Dr. Gatson continued to develop the RIC model as a consultant in the development of the Aggie Research Program. There she developed innovative instruction and course design to expand undergraduate access to research in both CUREs and co-curricular settings. Over $470,000.00 in competitive, university-wide internal grants further contributed to her efforts. As a TAMU Service Learning Faculty Fellow (2013-2014), she designed a new Writing Intensive section of the Sociology of Community course in which she incorporated service learning and community-embedded research. While writing has always been a central part of Dr. Gatson’s courses, her three substantive Writing-Intensive courses (Marriage Institution; Community; & Law) incorporate both independent and RIC-team research projects in which undergraduate students engage seriously in peer review and come to appreciate themselves as nascent scholars. Many of her students go on to participate in multi-year service-learning projects.
Dr. Gatson’s classrooms are all learning communities and collaborative laboratories in which she stresses how thinking rigorously about sociological concepts can illuminate and help ameliorate local community problems. Students are encouraged to make connections between what they are learning and their individual experiences. In nurturing critical thinking, Dr. Gatson helps students develop their own questions about the world and experience themselves as problem-solvers and agents of positive change.

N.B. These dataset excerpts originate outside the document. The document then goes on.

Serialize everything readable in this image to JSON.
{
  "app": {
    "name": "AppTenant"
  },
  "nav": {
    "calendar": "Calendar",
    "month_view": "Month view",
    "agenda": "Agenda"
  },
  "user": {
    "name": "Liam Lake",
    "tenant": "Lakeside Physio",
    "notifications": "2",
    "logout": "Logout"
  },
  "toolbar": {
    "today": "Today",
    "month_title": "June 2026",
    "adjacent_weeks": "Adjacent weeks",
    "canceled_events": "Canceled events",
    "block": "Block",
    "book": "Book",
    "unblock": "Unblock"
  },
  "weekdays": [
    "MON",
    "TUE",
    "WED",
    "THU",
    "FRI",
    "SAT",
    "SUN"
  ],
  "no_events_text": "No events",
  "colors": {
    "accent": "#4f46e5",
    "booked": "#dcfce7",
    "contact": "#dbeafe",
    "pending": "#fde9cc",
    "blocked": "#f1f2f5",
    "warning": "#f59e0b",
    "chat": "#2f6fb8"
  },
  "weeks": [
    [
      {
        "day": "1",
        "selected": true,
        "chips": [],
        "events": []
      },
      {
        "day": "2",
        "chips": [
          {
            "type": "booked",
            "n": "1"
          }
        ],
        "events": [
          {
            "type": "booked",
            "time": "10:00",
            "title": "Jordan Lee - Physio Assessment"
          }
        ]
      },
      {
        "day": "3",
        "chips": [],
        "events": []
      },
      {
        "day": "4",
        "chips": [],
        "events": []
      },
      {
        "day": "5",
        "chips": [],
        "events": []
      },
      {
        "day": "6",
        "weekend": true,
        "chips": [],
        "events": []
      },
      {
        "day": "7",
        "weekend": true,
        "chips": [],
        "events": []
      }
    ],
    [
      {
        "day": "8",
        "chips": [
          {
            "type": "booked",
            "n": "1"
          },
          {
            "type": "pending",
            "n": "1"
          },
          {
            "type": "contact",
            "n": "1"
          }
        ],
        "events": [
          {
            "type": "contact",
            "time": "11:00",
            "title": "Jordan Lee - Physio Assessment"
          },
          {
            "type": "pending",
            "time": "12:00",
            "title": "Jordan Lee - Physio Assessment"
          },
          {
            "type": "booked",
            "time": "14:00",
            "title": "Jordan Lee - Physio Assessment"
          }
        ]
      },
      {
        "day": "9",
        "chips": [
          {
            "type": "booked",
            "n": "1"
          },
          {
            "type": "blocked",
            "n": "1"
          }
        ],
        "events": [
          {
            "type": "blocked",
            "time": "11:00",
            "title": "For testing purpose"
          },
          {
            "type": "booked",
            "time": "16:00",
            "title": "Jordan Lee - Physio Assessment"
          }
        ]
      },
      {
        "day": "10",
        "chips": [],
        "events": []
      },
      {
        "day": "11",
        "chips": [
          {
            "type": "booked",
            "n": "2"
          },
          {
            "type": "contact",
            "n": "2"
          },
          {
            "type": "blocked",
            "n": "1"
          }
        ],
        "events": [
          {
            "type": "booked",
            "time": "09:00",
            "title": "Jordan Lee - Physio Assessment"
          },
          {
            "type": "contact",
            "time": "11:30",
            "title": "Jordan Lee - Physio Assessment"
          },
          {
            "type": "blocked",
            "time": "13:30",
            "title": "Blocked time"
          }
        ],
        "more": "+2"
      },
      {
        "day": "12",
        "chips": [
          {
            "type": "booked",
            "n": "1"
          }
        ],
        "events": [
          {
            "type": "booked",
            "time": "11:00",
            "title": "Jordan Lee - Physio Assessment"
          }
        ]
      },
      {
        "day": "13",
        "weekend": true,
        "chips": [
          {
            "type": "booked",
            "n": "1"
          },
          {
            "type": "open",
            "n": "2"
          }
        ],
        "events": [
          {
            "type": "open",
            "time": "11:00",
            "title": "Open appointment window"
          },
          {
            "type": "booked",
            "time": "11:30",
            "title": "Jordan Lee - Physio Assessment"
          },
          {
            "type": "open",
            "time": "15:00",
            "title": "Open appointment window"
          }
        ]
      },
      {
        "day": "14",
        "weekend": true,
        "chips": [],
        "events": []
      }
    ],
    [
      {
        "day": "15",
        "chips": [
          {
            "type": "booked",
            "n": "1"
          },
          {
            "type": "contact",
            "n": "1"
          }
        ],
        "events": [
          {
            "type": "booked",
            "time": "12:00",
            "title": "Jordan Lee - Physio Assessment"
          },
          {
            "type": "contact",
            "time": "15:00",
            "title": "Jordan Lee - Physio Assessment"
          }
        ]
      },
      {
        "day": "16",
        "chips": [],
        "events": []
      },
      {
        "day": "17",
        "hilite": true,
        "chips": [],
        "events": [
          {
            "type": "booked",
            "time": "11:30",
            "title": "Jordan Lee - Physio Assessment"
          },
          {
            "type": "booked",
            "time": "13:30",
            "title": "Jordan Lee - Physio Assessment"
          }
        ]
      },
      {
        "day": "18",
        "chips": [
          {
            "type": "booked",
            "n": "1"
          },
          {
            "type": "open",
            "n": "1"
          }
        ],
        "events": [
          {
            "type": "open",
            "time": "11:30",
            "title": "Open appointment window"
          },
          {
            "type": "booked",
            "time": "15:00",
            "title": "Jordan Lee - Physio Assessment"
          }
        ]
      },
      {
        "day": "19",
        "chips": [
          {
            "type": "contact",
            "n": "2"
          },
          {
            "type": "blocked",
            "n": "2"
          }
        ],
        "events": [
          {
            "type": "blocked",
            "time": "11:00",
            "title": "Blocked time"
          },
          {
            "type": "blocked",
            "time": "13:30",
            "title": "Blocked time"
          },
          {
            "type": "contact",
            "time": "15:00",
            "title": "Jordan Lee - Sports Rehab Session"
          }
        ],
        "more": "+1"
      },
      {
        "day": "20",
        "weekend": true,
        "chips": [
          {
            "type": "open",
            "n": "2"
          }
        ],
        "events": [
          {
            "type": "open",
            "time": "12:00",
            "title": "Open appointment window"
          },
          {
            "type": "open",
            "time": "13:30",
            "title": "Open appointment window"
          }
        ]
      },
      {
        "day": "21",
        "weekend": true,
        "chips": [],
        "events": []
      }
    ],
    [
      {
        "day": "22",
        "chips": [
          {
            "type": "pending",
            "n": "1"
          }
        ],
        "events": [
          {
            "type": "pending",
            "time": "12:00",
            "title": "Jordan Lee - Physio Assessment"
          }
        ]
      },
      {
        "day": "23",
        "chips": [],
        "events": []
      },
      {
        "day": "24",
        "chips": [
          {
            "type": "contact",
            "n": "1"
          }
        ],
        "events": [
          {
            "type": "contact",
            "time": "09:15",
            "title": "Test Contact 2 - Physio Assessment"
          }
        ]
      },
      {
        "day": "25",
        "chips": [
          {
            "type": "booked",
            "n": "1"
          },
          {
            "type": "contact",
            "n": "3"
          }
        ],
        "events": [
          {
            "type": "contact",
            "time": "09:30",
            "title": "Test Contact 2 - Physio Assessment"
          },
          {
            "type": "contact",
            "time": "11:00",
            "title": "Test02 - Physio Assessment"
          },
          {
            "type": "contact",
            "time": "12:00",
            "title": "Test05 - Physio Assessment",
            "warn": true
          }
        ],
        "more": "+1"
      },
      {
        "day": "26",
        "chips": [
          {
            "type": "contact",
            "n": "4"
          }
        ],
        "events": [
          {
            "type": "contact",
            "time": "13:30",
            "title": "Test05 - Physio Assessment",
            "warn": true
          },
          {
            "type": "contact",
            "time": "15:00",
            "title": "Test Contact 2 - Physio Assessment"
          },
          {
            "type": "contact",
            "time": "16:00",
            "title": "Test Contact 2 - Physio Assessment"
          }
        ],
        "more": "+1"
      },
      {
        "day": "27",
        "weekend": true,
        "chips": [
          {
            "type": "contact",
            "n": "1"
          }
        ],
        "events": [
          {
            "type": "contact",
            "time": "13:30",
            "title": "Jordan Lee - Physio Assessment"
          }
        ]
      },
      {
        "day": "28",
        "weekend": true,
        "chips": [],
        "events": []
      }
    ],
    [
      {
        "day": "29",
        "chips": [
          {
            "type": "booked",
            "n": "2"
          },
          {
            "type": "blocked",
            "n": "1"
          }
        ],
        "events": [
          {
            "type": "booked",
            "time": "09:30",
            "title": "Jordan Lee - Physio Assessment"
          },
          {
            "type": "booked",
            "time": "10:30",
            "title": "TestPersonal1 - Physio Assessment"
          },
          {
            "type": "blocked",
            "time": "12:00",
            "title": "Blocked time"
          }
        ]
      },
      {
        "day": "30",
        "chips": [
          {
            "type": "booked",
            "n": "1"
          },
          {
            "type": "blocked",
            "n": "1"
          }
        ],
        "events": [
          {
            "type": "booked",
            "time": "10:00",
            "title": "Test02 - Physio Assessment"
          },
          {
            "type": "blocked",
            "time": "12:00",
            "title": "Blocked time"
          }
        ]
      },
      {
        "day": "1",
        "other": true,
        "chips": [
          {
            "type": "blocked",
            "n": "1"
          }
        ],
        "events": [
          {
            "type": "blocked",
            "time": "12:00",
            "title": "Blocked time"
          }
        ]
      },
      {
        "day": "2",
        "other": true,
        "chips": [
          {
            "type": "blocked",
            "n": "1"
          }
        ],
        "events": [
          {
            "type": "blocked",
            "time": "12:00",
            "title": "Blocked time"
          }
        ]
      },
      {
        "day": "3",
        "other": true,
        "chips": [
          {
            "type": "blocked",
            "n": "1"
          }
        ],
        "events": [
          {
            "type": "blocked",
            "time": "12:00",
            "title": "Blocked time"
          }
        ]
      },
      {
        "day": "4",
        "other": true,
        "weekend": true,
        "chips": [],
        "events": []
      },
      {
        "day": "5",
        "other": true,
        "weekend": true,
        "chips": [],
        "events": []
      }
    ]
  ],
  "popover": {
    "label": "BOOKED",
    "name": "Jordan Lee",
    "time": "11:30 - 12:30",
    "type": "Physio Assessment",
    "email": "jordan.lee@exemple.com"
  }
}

In Fall 2024, Community and Sociology of Technology and Science students worked with community organizations on campus, in College Station, and in Burleson County on a variety of service-learning projects focused on soil sustainability and land access, diverting food waste from landfills, and circular economies more generally. This spring, students in Sociology of Nutrition and Sociology of Law will continue these connections and build on others. In all of this work, Dr. Gatson makes it possible for undergraduates both to understand how research is created and to put that knowledge into practice. Many of her students go on to participate in multi-year service-learning projects.
Dr. Gatson is a unique asset to TAMU. Her success in innovative pedagogy is evidenced not only by grants, publications, and student success (including graduate students trained in her methods deploying the high impact learning activities discussed above both at TAMU and at other institutions). Today, her ongoing collaborative ethnographic, community food-security research project, Everybody Eats, has become a popular site for undergraduate students to learn and engage first-hand in projects that benefit the community. In this and so many of her endeavors, Dr. Gatson makes palpable the concrete value of TAMU research and helps students realize their Aggie obligation to selfless service for the greater good.
Congratulations, Dr. Sarah Gatson for such a well-deserved recognition!